Is intellectual capital measurement matters in the profitability of technology firms in Malaysia? Investigating the moderating effect of human capital efficiency
DOI:
https://doi.org/10.24191/jeeir.v11i1.20695Keywords:
MVAIC model, Profitability, Human capital efficiency, Technology sector, MalaysiaAbstract
This study investigates the relationship between intellectual capital and profitability of technology firms in Malaysia, while considering the moderating effect of human capital efficiency. Intellectual capital is measured using the Modified Value-Added Intellectual Coefficient model (MVAIC), and profitability is proxied by return on assets (ROA) and return on equity (ROE).

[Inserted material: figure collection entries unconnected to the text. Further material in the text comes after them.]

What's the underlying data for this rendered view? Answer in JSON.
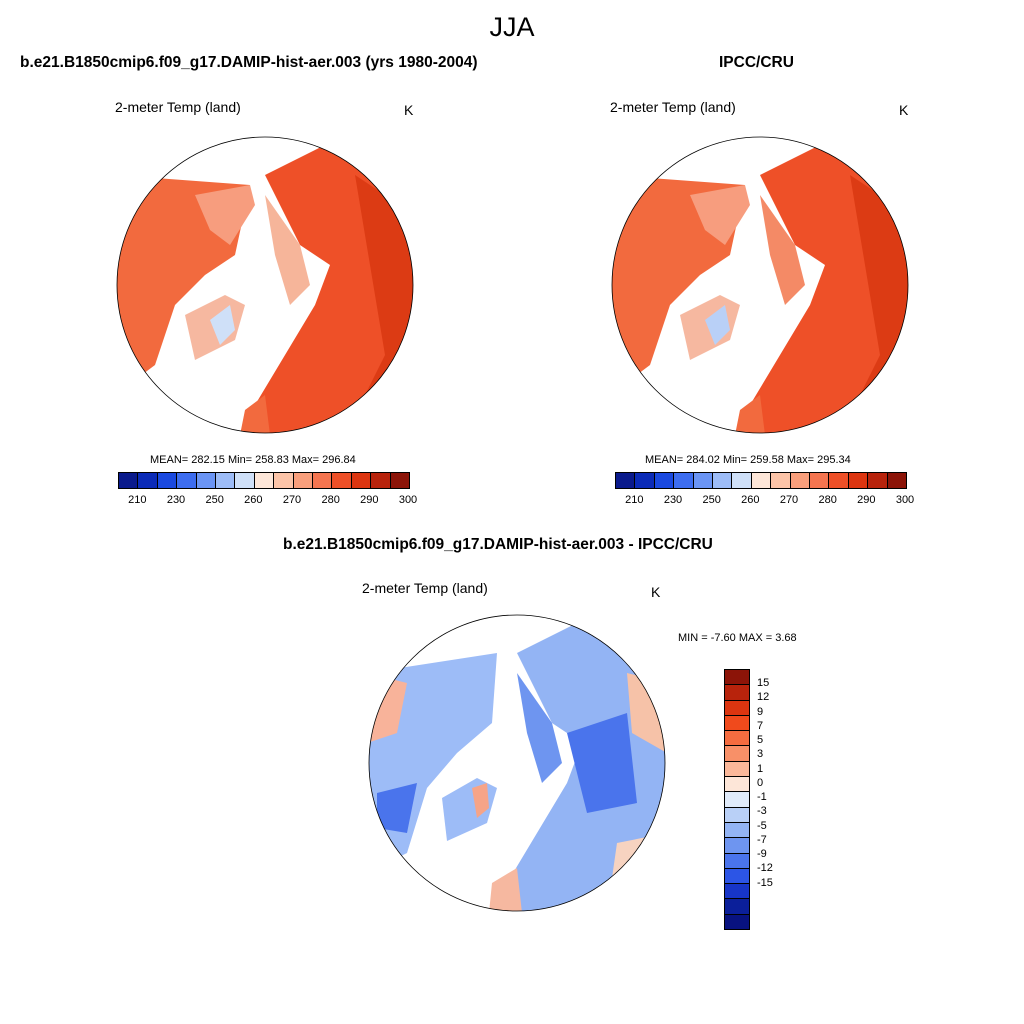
{
  "season": "JJA",
  "panels": {
    "model": {
      "title": "b.e21.B1850cmip6.f09_g17.DAMIP-hist-aer.003 (yrs 1980-2004)",
      "variable": "2-meter Temp (land)",
      "units": "K",
      "stats": "MEAN= 282.15  Min= 258.83  Max= 296.84",
      "mean": 282.15,
      "min": 258.83,
      "max": 296.84
    },
    "obs": {
      "title": "IPCC/CRU",
      "variable": "2-meter Temp (land)",
      "units": "K",
      "stats": "MEAN= 284.02  Min= 259.58  Max= 295.34",
      "mean": 284.02,
      "min": 259.58,
      "max": 295.34
    },
    "diff": {
      "title": "b.e21.B1850cmip6.f09_g17.DAMIP-hist-aer.003 - IPCC/CRU",
      "variable": "2-meter Temp (land)",
      "units": "K",
      "stats": "MIN =  -7.60 MAX =   3.68",
      "min": -7.6,
      "max": 3.68
    }
  },
  "colorbar_abs": {
    "colors": [
      "#0a1a8c",
      "#0b2bb8",
      "#1a49e0",
      "#3d6df0",
      "#6b95f5",
      "#9dbcf7",
      "#cfe0f8",
      "#fde6d8",
      "#fcc4a8",
      "#f99f7c",
      "#f57550",
      "#ee5028",
      "#dc3510",
      "#b8230c",
      "#8c1408"
    ],
    "tick_labels": [
      "210",
      "230",
      "250",
      "260",
      "270",
      "280",
      "290",
      "300"
    ]
  },
  "colorbar_diff": {
    "colors": [
      "#8c1408",
      "#b8230c",
      "#dc3510",
      "#f04a1c",
      "#f56c40",
      "#f89068",
      "#fbb89a",
      "#fde6d8",
      "#e0ebfa",
      "#b9d0f7",
      "#93b4f4",
      "#6e95f0",
      "#4a74ec",
      "#2c55e6",
      "#1735c8",
      "#0b1f9a",
      "#081280"
    ],
    "tick_labels": [
      "15",
      "12",
      "9",
      "7",
      "5",
      "3",
      "1",
      "0",
      "-1",
      "-3",
      "-5",
      "-7",
      "-9",
      "-12",
      "-15"
    ]
  }
}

The MVAIC model comprises four dimensions: human capital efficiency (HCE), structural capital efficiency (SCE), relational capital efficiency (RCE) and capital employed efficiency (CEE). The study uses panel data analysis based on usable data of 32 technology firms listed on the main market of Bursa Malaysia and covers a period of seven years from 2013 to 2019. The empirical findings suggest that intellectual capital has a significant effect on profitability, whereas HCE and CEE positively influence the profitability of technology firms. However, SCE and RCE reveal an insignificant association. Nevertheless, human capital moderates positively the impact of SCE and RCE on profitability and improves the explanatory power of the model. The findings confirm that intellectual capital is a key driver of profitability, and therefore, firms and the government should invest in developing intellectual capital for enhanced profitability and economic growth. The study investigates one country and one industry, thus, limiting the generalization of the findings.